Possibility of merging rsync and tar

Sun Sep 11 22:21:13 GMT 2005

Hey rsync people,

Here's a really radical idea and a possible future direction for the
rsync project to explore.

It occurs to me that tar and rsync are closely related in their
purposes.  "tar -c (blah) | tar -x" can be used to copy files; rsync's
setup with a sender process and a receiver process is strikingly
similar.

The only major conceptual difference is that the rsync protocol uses
two-way communication to transmit only what has changed, while tar
always transmits a complete snapshot of a collection of files.

Since both tar and rsync read and write filesystems in great detail,
they have many analogous sections of source code.  For example, both
programs set permissions on received/extracted files in two passes:
first by supplying a mode to "open" and then with an explicit "chmod".
Many options correspond, and not just the obvious "preserve-this,
preserve-that" ones: the sending-end "--chmod" option that can be added
to rsync with a distributed patch is analogous to tar's "--mode" option.

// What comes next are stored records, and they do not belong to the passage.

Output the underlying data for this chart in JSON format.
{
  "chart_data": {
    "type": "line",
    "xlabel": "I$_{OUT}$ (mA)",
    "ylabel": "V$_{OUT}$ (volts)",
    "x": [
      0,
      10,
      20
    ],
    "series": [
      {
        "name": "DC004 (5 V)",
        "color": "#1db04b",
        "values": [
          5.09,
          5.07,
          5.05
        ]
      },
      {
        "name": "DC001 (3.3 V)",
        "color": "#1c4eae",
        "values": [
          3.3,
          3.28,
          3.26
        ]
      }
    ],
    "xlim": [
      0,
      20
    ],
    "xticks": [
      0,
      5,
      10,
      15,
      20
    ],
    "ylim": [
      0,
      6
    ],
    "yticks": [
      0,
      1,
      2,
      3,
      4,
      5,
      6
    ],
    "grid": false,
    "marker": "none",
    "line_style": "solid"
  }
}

So I am led to ask: is there a practical way to merge tar and rsync into
one program whose focus is capturing and recreating collections of
files?  This program could be invoked in many different ways to copy
between archives and files, both local and remote.

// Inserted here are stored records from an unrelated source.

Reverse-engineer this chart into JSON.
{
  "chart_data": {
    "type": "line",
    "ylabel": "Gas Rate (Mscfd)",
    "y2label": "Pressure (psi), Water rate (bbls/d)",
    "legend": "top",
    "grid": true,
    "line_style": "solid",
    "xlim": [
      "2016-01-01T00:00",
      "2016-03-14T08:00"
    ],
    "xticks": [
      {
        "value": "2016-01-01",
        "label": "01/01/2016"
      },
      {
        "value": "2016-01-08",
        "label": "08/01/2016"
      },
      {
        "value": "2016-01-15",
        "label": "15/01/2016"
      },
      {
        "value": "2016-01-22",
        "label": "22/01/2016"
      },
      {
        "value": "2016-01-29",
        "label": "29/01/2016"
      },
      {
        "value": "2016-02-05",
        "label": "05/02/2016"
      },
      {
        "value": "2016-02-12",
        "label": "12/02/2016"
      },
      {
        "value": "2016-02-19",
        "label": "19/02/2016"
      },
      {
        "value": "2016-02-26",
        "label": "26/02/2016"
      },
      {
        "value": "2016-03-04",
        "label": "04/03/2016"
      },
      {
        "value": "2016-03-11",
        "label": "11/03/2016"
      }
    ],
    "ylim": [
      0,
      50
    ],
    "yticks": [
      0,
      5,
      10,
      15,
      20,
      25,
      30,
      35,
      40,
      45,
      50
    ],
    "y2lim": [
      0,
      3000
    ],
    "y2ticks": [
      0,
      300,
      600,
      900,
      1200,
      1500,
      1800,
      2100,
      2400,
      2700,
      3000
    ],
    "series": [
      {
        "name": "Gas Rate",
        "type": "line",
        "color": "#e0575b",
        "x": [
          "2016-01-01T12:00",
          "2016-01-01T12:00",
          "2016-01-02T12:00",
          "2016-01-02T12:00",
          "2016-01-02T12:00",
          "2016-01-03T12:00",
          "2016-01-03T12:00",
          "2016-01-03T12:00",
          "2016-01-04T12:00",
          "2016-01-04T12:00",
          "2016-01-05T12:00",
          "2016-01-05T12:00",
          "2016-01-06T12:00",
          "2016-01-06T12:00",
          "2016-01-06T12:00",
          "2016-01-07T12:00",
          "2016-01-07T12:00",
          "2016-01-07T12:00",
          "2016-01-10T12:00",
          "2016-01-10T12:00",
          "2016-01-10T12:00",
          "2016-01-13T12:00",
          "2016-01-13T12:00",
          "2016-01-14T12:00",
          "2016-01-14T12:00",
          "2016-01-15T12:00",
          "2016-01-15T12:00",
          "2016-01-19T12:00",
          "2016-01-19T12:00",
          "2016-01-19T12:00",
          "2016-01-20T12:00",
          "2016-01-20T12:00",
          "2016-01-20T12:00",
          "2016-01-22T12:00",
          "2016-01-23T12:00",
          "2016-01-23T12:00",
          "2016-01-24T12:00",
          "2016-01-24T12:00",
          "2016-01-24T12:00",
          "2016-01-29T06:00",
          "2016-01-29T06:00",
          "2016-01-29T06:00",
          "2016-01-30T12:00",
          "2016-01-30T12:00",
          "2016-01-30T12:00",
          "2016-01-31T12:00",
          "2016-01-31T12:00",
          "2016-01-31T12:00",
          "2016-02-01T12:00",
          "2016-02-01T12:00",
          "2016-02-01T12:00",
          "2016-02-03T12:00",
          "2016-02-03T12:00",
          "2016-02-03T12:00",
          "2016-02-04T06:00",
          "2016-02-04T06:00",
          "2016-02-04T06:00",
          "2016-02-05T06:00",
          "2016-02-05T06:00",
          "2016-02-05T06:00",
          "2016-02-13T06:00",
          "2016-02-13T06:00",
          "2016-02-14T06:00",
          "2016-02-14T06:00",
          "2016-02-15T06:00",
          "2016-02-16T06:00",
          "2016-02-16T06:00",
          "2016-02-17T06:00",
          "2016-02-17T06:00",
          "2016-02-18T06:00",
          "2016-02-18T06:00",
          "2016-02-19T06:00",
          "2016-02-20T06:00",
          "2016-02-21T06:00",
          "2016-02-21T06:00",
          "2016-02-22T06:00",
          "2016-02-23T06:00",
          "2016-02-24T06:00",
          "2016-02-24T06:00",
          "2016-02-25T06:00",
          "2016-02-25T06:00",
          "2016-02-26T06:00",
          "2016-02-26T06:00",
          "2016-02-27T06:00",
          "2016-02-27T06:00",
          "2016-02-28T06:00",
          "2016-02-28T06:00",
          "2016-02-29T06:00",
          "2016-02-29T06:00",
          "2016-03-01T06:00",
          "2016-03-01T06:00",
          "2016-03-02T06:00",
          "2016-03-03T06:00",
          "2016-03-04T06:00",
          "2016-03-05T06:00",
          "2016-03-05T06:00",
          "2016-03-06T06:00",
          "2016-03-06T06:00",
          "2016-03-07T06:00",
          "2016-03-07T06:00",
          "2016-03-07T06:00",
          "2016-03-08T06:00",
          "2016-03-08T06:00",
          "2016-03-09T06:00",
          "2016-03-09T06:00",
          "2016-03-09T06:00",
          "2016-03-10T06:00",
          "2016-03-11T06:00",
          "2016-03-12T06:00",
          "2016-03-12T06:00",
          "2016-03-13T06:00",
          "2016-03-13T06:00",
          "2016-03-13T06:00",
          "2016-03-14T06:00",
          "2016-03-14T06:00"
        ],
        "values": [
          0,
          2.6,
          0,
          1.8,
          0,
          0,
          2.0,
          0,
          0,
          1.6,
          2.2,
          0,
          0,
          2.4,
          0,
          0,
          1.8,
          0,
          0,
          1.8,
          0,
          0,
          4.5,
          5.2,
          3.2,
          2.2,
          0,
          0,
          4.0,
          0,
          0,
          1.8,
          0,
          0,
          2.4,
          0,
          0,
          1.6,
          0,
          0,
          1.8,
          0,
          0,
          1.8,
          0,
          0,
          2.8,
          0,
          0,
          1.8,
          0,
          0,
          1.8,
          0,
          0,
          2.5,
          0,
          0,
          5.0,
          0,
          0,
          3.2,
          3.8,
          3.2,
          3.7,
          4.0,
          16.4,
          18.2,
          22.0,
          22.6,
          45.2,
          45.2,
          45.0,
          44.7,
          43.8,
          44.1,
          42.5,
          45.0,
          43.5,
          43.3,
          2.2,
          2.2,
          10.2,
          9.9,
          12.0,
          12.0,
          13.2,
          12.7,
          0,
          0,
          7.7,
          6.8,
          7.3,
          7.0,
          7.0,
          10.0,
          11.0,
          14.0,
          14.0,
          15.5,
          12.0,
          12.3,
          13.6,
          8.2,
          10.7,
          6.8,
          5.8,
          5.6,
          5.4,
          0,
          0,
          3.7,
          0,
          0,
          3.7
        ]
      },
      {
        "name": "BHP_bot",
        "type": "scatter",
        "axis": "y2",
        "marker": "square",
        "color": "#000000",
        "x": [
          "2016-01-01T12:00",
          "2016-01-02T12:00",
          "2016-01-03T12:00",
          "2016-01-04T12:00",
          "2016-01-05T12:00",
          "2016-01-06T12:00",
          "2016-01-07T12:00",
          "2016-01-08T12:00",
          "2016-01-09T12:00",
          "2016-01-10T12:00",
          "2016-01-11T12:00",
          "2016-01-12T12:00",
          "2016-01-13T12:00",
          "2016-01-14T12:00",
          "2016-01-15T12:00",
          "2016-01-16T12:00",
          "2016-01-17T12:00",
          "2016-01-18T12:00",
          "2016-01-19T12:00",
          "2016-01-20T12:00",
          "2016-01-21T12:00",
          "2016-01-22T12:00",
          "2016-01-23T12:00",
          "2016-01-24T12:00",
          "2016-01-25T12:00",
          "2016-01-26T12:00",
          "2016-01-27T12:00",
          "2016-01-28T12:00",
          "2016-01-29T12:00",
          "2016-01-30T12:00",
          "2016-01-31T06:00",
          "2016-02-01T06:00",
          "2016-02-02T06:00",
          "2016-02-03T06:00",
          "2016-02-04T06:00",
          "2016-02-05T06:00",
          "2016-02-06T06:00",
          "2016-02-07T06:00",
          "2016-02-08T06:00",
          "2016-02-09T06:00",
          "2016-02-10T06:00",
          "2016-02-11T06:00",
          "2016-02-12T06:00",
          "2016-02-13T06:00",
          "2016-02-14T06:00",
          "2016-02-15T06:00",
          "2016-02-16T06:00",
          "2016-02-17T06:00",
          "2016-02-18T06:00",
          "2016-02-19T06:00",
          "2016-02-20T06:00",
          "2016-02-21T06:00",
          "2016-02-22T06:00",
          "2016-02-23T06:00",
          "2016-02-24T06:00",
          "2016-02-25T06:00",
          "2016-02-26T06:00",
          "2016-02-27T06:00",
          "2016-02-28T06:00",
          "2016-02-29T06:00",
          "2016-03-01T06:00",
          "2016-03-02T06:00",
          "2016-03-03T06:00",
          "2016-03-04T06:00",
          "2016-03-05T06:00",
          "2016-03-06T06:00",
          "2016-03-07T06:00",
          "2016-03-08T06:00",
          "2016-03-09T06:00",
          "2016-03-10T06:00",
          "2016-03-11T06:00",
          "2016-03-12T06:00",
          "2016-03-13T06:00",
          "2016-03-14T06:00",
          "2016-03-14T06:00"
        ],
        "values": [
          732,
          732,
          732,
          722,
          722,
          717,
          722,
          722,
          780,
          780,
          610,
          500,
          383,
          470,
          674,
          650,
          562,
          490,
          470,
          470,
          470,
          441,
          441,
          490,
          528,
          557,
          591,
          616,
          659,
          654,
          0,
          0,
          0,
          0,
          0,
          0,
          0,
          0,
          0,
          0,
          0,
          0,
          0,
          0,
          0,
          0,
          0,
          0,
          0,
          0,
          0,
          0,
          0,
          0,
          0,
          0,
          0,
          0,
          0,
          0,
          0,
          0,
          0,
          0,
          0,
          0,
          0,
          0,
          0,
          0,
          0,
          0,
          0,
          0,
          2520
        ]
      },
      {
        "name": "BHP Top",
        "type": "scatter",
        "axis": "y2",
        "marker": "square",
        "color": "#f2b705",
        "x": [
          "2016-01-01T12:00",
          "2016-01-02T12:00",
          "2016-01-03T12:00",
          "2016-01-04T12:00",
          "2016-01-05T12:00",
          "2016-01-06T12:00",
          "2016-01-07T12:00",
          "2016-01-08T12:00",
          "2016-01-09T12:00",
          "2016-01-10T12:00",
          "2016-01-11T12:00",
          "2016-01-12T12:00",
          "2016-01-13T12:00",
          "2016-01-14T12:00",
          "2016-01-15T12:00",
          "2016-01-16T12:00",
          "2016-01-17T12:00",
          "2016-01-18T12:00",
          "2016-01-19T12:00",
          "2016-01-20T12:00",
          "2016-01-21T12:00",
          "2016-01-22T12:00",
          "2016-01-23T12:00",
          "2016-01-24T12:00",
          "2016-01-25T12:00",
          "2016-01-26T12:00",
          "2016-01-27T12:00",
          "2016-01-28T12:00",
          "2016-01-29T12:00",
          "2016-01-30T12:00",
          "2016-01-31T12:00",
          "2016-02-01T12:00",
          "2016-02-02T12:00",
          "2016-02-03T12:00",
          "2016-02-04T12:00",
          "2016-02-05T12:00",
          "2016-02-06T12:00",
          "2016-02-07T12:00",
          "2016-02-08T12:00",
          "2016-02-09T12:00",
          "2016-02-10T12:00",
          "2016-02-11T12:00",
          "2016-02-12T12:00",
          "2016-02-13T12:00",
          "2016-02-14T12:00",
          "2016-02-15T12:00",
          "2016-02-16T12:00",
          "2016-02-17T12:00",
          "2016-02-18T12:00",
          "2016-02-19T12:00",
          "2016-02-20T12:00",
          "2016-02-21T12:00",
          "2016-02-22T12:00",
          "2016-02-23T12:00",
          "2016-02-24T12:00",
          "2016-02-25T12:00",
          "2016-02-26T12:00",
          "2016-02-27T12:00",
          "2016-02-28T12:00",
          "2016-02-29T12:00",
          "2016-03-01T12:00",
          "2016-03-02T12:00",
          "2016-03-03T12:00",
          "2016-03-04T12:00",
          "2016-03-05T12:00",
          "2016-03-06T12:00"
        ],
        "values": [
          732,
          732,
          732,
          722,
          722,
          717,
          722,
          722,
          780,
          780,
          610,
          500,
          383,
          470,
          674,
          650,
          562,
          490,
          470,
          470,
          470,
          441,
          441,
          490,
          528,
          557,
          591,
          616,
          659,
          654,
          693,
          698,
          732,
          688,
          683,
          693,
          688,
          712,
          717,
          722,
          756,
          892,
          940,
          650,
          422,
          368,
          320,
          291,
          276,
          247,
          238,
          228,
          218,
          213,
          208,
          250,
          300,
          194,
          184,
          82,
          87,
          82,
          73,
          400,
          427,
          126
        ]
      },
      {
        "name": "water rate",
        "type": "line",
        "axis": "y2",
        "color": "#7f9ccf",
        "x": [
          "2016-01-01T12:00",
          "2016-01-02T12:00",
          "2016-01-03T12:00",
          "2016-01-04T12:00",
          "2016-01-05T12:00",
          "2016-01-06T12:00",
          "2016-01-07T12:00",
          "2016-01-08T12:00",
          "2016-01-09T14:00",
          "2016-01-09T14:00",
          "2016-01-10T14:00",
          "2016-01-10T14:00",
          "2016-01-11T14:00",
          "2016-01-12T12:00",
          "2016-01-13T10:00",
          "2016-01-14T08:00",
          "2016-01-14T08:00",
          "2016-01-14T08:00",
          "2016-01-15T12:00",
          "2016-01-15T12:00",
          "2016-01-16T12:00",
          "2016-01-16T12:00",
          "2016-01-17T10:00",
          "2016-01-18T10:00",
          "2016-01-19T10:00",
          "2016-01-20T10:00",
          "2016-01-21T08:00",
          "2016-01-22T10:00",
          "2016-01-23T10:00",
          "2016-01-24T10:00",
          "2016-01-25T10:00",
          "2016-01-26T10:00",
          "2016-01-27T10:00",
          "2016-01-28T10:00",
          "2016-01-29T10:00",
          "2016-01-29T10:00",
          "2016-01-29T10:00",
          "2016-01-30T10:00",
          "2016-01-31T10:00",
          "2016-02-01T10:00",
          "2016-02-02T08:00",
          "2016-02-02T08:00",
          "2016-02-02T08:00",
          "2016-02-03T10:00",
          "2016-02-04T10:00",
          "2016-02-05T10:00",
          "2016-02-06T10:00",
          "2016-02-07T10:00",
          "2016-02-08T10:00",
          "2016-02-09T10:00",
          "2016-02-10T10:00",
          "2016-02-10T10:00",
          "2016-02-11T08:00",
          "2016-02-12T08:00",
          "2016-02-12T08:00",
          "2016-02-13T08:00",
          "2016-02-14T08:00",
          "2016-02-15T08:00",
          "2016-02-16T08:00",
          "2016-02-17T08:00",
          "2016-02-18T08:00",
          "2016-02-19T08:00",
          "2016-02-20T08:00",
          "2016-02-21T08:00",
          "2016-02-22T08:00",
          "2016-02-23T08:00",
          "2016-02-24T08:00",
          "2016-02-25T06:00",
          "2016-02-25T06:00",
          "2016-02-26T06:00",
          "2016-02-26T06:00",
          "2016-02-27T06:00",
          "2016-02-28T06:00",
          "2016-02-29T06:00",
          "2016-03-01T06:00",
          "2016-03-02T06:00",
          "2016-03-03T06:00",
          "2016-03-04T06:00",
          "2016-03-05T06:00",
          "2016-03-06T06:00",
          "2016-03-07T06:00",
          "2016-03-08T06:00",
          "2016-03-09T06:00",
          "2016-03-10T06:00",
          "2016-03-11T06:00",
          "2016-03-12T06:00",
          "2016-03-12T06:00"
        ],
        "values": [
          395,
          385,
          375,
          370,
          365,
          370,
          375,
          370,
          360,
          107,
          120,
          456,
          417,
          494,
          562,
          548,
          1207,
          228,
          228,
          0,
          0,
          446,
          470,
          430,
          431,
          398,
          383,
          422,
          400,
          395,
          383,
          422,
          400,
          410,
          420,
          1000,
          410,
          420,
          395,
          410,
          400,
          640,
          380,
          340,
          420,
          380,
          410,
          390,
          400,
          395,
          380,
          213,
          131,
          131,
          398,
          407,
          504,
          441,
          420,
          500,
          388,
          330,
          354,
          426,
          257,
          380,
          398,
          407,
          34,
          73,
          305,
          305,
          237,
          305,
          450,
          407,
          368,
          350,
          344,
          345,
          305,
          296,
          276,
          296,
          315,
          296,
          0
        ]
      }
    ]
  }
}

But something tells me that it would be a pain to get this program to
communicate in two "modes", two-way protocol and complete snapshot.  I
am inclined to use a concept that has already appeared plenty in
pluggable multimedia systems: multiple "sources" and "sinks".  Let's
standardize on a single two-way protocol based on the rsync one.  Then
there can be a filesystem source, an archive source, a filesystem sink,
and an archive sink.  The user can then run an arbitrary source and an
arbitrary sink, possibly on different machines, and they communicate
through a pipe using the two-way protocol.

The difference is that, when the source says "do you already have a file
at path X that has the same checksum as mine?" the archive sink will say
"umm...give me the whole file, please" while the filesystem sink might
say "yes, I do".  Actually, an archive sink whose options dictate that
it send the archive to _standard_output_ will always behave in this
fashion, but an archive sink that has an old archive to consult might be
able to optimize away much of the transmission.  One could even
synchronize changes between two archive files on different machines,
possibly translating permissions or other attributes in the process.

Of course, there could be different sources and sinks for different
archive formats and maybe even for exotic filesystems that don't use the
POSIX interface.  These could even be packaged separately in shared
libraries and loaded by an rsync core that carries out the standard
protocol.

There's one obvious drawback to this approach.  It will probably be
noticeably slower than traditional tar at simple archiving operations
since the data has to pass through one more pipe.  Shared memory or even
running both source and sink in the same process are likely to help for
local transfers.
-- 
Matt McCutchen, ``hashproduct''
hashproduct at verizon.net -- http://mysite.verizon.net/hashproduct/